3Le macro et le micro ne sont donc pas opposés au sein de ce sujet d’étude mais complémentaires, si l’on considère que tous deux permettent une approche différente, et de fait enrichissante, d’un même objet. Michel Vovelle les a même vus irréductiblement liés dans une relation de « va-et-vient dialectique entre la saisie globale, que seule autorise le sériel, et l’exploration en profondeur que l’étude de cas rend possible3 ». Il ne s’agit donc pas ici de privilégier l’une ou l’autre de ces méthodes mais de les utiliser afin de construire cette étude sur une base conceptuelle variée. La multiplication des échelles d’observation sur l’objet permettant de resituer un élément singulier dans son contexte et inversement, de mieux saisir un phénomène global par le biais de l’étude de ses implications concrètes. Dans une perspective d’analyse qui prétend donner une certaine image de la société en général, à travers l’étude d’un phénomène social en particulier, les deux approches sont indispensables et concomitantes.

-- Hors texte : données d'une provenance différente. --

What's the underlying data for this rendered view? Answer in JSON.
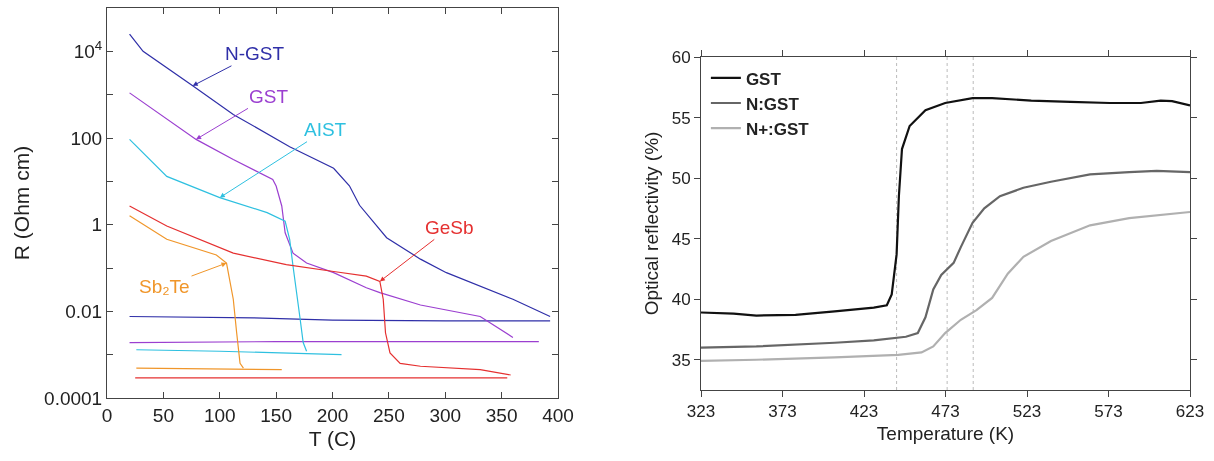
{
  "chart_data": [
    {
      "type": "line",
      "xlabel": "T (C)",
      "ylabel": "R (Ohm cm)",
      "log": true,
      "legend": false,
      "grid": false,
      "xlim": [
        0,
        400
      ],
      "xticks": [
        0,
        50,
        100,
        150,
        200,
        250,
        300,
        350,
        400
      ],
      "ylim": [
        0.0001,
        100000
      ],
      "yticks": [
        0.0001,
        {
          "value": 0.001,
          "label": null
        },
        0.01,
        {
          "value": 0.1,
          "label": null
        },
        1,
        {
          "value": 10,
          "label": null
        },
        100,
        {
          "value": 1000,
          "label": null
        },
        {
          "value": 10000,
          "label": "10$^{4}$"
        },
        {
          "value": 100000,
          "label": null
        }
      ],
      "series": [
        {
          "name": "N-GST",
          "color": "#2f2fa8",
          "x": [
            20,
            32,
            76,
            112,
            162,
            201,
            215,
            224,
            248,
            278,
            301,
            360,
            393
          ],
          "values": [
            25000,
            10000,
            1600,
            350,
            63,
            20,
            7.9,
            2.8,
            0.5,
            0.16,
            0.078,
            0.019,
            0.0076
          ]
        },
        {
          "color": "#2f2fa8",
          "x": [
            20,
            130,
            200,
            300,
            393
          ],
          "values": [
            0.0076,
            0.0071,
            0.0063,
            0.006,
            0.006
          ]
        },
        {
          "name": "GST",
          "color": "#9b3fd0",
          "x": [
            20,
            79,
            112,
            147,
            150,
            155,
            158,
            165,
            177,
            201,
            230,
            242,
            278,
            331,
            360
          ],
          "values": [
            1100,
            93,
            32,
            11,
            7.8,
            2.7,
            0.65,
            0.22,
            0.13,
            0.078,
            0.035,
            0.027,
            0.014,
            0.0076,
            0.0025
          ]
        },
        {
          "color": "#9b3fd0",
          "x": [
            20,
            150,
            383
          ],
          "values": [
            0.0019,
            0.002,
            0.002
          ]
        },
        {
          "name": "AIST",
          "color": "#2ec0e0",
          "x": [
            20,
            53,
            100,
            142,
            158,
            162,
            165,
            171,
            174,
            177
          ],
          "values": [
            93,
            13,
            4.2,
            1.9,
            1.2,
            0.46,
            0.11,
            0.0076,
            0.0019,
            0.0012
          ]
        },
        {
          "color": "#2ec0e0",
          "x": [
            26,
            100,
            208
          ],
          "values": [
            0.0013,
            0.0012,
            0.001
          ]
        },
        {
          "name": "GeSb",
          "color": "#e53030",
          "x": [
            20,
            53,
            112,
            159,
            201,
            230,
            242,
            245,
            247,
            251,
            260,
            278,
            331,
            358
          ],
          "values": [
            2.7,
            0.93,
            0.22,
            0.12,
            0.083,
            0.065,
            0.049,
            0.019,
            0.0032,
            0.0011,
            0.00063,
            0.00054,
            0.00045,
            0.00034
          ]
        },
        {
          "color": "#e53030",
          "x": [
            25,
            200,
            355
          ],
          "values": [
            0.00029,
            0.00029,
            0.00029
          ]
        },
        {
          "name": "Sb₂Te",
          "color": "#f0962a",
          "x": [
            20,
            53,
            97,
            106,
            112,
            115,
            118,
            121
          ],
          "values": [
            1.6,
            0.46,
            0.2,
            0.13,
            0.019,
            0.0032,
            0.00063,
            0.00049
          ]
        },
        {
          "color": "#f0962a",
          "x": [
            26,
            155
          ],
          "values": [
            0.00049,
            0.00045
          ]
        }
      ]
    },
    {
      "type": "line",
      "xlabel": "Temperature (K)",
      "ylabel": "Optical reflectivity (%)",
      "legend": "top left",
      "grid": false,
      "xlim": [
        323,
        623
      ],
      "xticks": [
        323,
        373,
        423,
        473,
        523,
        573,
        623
      ],
      "ylim": [
        32.5,
        60
      ],
      "yticks": [
        35,
        40,
        45,
        50,
        55,
        60
      ],
      "ref_lines": [
        {
          "axis": "x",
          "value": 443,
          "color": "#bbbbbb",
          "line_style": "dotted"
        },
        {
          "axis": "x",
          "value": 474,
          "color": "#bbbbbb",
          "line_style": "dotted"
        },
        {
          "axis": "x",
          "value": 490,
          "color": "#bbbbbb",
          "line_style": "dotted"
        }
      ],
      "series": [
        {
          "name": "GST",
          "color": "#111111",
          "x": [
            323,
            343,
            357,
            381,
            405,
            429,
            437,
            440,
            443,
            444.4,
            446.3,
            451,
            460.7,
            472.8,
            489.6,
            501.6,
            525.6,
            549.7,
            573.7,
            592.9,
            605,
            612,
            623
          ],
          "values": [
            38.9,
            38.8,
            38.65,
            38.7,
            39.0,
            39.3,
            39.5,
            40.4,
            43.7,
            48.5,
            52.4,
            54.3,
            55.6,
            56.2,
            56.6,
            56.6,
            56.4,
            56.3,
            56.2,
            56.2,
            56.4,
            56.35,
            56.0
          ]
        },
        {
          "name": "N:GST",
          "color": "#666666",
          "x": [
            323,
            357,
            405,
            429,
            448.7,
            456,
            460.7,
            465.5,
            470.4,
            478,
            482.4,
            489.6,
            496.8,
            506.4,
            520.8,
            537.7,
            561.7,
            585.7,
            602.6,
            623
          ],
          "values": [
            36.0,
            36.1,
            36.4,
            36.6,
            36.9,
            37.2,
            38.5,
            40.8,
            42.0,
            43.0,
            44.3,
            46.3,
            47.5,
            48.5,
            49.2,
            49.7,
            50.3,
            50.5,
            50.6,
            50.5
          ]
        },
        {
          "name": "N+:GST",
          "color": "#b0b0b0",
          "x": [
            323,
            357,
            405,
            444,
            458.3,
            465.5,
            472.8,
            482.4,
            492,
            501.6,
            511.2,
            520.8,
            537.7,
            561.7,
            585.7,
            623
          ],
          "values": [
            34.9,
            35.0,
            35.2,
            35.4,
            35.6,
            36.1,
            37.2,
            38.3,
            39.1,
            40.1,
            42.1,
            43.5,
            44.8,
            46.1,
            46.7,
            47.2
          ]
        }
      ]
    }
  ]
}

4Ainsi, l’observation conjointe de la structure et des formes empiriques d’application de la loi de 1894 permet de mettre en évidence une complexité que la seule approche macro ne permet pas de considérer. Il n’y a donc pas contradiction entre ces deux perspectives d’étude, micro et macro, les résultats de l’une n’invalidant pas les données mises en évidence par l’autre, mais, au contraire, complémentarité. Cette variation d’échelle apparaît comme un moyen d’approcher au plus près de la nature et des conséquences concrètes générées par la loi de 1894, afin d’en saisir la substance le plus intégralement possible. En ce sens, cette démarche cherche à enrichir, sans pour autant l’infirmer, la vision univoque d’un règlement difficilement applicable, voire inopérant. Il faut alors mesurer l’influence de l’homogénéisation culturelle sur les conceptions populaires préexistantes à travers l’analyse de la mise en pratique de la législation, afin de comprendre la nature de la construction des représentations collectives de la prostitution. Dans cette logique, l’étude du rôle de l’espace dans la mise en place des processus de marginalisation des prostituées permet d’examiner les conséquences concrètes de l’application du règlement de 1894, tout en observant certaines des réalités quotidiennes vécues par les prostituées. Il conviendra ensuite de mesurer l’influence de cette législation dans la construction des représentations collectives de la prostitution au sein de la population.
Notes de bas de page
1 Marrou H.-I., De la connaissance historique, Paris, Le Seuil, coll. « Points Histoire », 1975 (1954), p. 157.
2 Prost A., 12 leçons sur l’histoire, Paris, Le Seuil, coll. « Points », série Histoire, 1996, p. 231.
3 Vovelle M., Idéologies et mentalités, Paris, Gallimard, coll. « Folio/Histoire », 1982, p. 350.